Mais, pour le pape François, les migrants non-catholiques ouvrent aussi une nouvelle «perspective missiologique» pour l’Église. «Les flux migratoires contemporains constituent une nouvelle “frontière” missionnaire, a-t-il affirmé. Une occasion privilégiée d’annoncer Jésus-Christ et son Évangile sans bouger de son propre environnement, de témoigner concrètement de la foi chrétienne dans la charité et un profond respect pour les autres expressions religieuses.» Pour la pape François, en effet, «la rencontre avec les migrants et les réfugiés d’autres confessions et religions est un terrain fécond pour le développement d’un dialogue œcuménique et interreligieux sincère et enrichissant».

 

Le pape a conclu en rappelant les quatre mots-clés de son message pour la Journée mondiale des migrants, publié en août dernier, «accueillir, protéger, promouvoir et intégrer», et en soulignant l’importance du «Pacte mondial pour des migrations sûres, ordonnées et régulières» que les États du monde se sont engagés à adopter d’ici fin 2018.

 

On peut se poser des questions, comment des catholiques peuvent-ils renier la fameuse règle d’or : «Tout ce que vous voulez que les hommes fassent pour vous, faites-le de même pour eux, car c'est la loi et les prophètes» (Matthieu 7, 12).
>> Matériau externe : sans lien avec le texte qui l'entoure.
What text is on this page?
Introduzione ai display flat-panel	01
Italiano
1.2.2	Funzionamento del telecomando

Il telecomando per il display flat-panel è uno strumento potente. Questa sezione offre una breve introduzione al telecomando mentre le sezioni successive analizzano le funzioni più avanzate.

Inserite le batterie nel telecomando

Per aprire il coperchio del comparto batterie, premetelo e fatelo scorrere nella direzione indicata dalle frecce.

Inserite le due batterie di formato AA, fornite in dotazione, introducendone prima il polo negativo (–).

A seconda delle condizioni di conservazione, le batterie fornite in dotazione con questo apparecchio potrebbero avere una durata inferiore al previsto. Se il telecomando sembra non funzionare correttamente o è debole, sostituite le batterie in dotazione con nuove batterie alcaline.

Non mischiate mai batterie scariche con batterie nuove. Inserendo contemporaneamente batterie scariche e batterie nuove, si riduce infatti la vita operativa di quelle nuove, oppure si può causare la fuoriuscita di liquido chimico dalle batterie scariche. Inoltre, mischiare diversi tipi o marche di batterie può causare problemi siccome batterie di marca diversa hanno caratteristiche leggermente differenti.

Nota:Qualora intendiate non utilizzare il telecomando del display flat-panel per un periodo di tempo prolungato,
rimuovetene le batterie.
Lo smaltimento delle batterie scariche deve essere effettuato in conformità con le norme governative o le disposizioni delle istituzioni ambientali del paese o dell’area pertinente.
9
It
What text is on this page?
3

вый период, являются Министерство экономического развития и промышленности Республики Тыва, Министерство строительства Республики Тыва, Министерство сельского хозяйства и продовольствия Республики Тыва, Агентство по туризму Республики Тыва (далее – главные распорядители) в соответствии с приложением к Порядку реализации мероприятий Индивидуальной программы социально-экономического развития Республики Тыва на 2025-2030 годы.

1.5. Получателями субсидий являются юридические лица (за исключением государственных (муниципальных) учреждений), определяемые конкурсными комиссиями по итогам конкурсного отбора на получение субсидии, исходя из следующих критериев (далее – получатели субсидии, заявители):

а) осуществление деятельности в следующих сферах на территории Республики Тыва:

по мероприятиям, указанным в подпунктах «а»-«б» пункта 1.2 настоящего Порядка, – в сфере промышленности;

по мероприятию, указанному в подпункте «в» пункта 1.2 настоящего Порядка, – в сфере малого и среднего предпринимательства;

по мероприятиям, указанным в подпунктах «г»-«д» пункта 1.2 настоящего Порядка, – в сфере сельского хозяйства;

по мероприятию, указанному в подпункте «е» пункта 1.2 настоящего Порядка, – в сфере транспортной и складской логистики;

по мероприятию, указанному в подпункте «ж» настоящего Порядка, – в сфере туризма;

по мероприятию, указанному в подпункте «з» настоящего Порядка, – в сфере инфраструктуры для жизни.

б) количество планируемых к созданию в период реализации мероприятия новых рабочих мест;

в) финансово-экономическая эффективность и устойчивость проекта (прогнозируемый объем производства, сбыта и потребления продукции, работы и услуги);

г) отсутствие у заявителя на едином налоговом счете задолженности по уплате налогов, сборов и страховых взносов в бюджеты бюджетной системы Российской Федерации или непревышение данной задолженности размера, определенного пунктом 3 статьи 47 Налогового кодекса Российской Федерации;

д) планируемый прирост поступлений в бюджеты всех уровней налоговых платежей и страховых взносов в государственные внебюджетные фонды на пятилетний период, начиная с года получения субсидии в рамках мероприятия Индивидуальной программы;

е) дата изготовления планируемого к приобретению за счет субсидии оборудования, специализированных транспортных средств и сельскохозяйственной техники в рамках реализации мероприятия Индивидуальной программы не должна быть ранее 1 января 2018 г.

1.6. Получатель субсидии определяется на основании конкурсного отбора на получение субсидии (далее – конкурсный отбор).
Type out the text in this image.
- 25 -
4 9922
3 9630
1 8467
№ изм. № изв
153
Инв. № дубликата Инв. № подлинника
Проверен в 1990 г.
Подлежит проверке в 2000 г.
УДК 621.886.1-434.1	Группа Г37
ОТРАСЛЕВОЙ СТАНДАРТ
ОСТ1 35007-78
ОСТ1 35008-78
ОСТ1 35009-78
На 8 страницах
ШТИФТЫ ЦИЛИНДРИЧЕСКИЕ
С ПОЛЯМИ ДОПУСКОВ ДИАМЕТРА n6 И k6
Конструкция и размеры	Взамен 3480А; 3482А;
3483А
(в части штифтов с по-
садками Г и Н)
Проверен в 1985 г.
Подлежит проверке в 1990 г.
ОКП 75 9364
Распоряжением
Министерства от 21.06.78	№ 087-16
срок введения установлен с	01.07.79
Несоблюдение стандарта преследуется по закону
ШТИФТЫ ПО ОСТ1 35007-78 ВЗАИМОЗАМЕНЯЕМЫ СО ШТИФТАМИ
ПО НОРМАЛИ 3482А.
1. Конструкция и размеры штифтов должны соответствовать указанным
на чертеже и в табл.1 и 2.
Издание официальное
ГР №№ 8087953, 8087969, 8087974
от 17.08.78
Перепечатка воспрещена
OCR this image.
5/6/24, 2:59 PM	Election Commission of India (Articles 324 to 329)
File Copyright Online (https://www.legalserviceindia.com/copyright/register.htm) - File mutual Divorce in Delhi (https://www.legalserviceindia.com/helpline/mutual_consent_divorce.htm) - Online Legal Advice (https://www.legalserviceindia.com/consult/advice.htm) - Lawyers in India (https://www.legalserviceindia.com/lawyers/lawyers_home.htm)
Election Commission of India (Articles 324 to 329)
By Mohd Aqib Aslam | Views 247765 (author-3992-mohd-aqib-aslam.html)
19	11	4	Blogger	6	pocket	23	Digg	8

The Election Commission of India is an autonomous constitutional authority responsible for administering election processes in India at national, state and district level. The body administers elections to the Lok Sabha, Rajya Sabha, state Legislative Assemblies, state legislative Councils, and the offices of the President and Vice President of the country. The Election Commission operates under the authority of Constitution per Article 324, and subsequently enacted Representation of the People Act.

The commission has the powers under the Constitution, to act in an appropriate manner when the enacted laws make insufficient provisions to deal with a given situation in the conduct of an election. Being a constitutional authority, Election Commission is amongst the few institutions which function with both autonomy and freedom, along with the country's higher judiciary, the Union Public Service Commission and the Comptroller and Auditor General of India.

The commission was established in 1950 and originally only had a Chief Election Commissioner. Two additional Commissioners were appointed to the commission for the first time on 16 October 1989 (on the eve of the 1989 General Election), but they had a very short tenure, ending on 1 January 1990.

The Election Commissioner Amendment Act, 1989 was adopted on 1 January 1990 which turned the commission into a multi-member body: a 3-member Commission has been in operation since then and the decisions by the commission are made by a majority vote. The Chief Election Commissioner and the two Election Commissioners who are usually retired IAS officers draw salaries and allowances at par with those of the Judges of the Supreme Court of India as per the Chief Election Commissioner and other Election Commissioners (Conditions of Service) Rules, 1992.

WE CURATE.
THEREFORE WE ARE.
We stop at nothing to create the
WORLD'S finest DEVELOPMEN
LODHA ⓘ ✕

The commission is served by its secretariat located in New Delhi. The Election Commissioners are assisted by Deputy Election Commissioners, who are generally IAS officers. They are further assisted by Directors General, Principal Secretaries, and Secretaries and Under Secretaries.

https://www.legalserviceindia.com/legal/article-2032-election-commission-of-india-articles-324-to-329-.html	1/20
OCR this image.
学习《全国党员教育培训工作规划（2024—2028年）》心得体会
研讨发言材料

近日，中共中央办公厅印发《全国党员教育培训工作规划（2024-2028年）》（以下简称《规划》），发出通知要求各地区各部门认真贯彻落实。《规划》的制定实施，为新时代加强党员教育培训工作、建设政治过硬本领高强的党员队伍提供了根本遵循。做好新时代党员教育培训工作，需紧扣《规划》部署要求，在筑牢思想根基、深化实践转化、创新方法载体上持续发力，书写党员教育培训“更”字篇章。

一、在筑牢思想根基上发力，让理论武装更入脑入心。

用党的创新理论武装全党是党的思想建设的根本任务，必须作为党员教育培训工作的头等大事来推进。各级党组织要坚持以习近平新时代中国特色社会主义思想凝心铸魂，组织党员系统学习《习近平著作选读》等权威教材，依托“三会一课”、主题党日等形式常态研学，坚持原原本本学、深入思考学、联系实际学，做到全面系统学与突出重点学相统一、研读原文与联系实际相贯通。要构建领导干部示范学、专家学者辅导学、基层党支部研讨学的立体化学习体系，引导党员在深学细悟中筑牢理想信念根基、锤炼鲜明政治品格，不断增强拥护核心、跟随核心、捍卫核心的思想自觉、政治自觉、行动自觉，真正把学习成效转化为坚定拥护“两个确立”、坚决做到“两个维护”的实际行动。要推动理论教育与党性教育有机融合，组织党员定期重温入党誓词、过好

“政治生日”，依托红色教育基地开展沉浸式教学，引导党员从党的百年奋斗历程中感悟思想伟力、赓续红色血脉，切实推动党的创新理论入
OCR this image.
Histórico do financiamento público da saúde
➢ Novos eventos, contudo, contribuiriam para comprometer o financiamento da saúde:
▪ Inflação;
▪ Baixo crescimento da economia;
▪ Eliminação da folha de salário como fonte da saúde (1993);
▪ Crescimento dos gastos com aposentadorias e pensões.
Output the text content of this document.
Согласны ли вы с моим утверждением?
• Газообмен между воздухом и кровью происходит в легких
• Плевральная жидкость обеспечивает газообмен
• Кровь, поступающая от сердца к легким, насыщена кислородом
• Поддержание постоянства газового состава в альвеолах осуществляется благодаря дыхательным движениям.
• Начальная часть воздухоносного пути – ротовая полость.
Car comme nous le montrent Martin Stiewe et François Vouga dans Le sermon sur la montagne : un abrégé ́de l'Évangile dans le miroitement de ses interprétations en 2002, c’est l’invitation à établir un rapport «je-tu» avec autrui, qui impliquent le refus de juger (Matthieu 7,1-5) et le respect de la liberté d’autrui (Matthieu 7, 7-11).

 

Est-ce faire le bien des migrants d’avoir peur d’eux, qu’ils soient harcelés par les policiers, empêchés de vivre dignement et d’être logés de manière adéquate ? Est-ce que ceux qui ne connaissent pas cela, souhaiterait vivre dans ces conditions ? Je ne crois et je leur répète ce qu’a dit Jésus : «Tu aimeras ton prochain comme toi-même» (Matthieu 22, 36-40).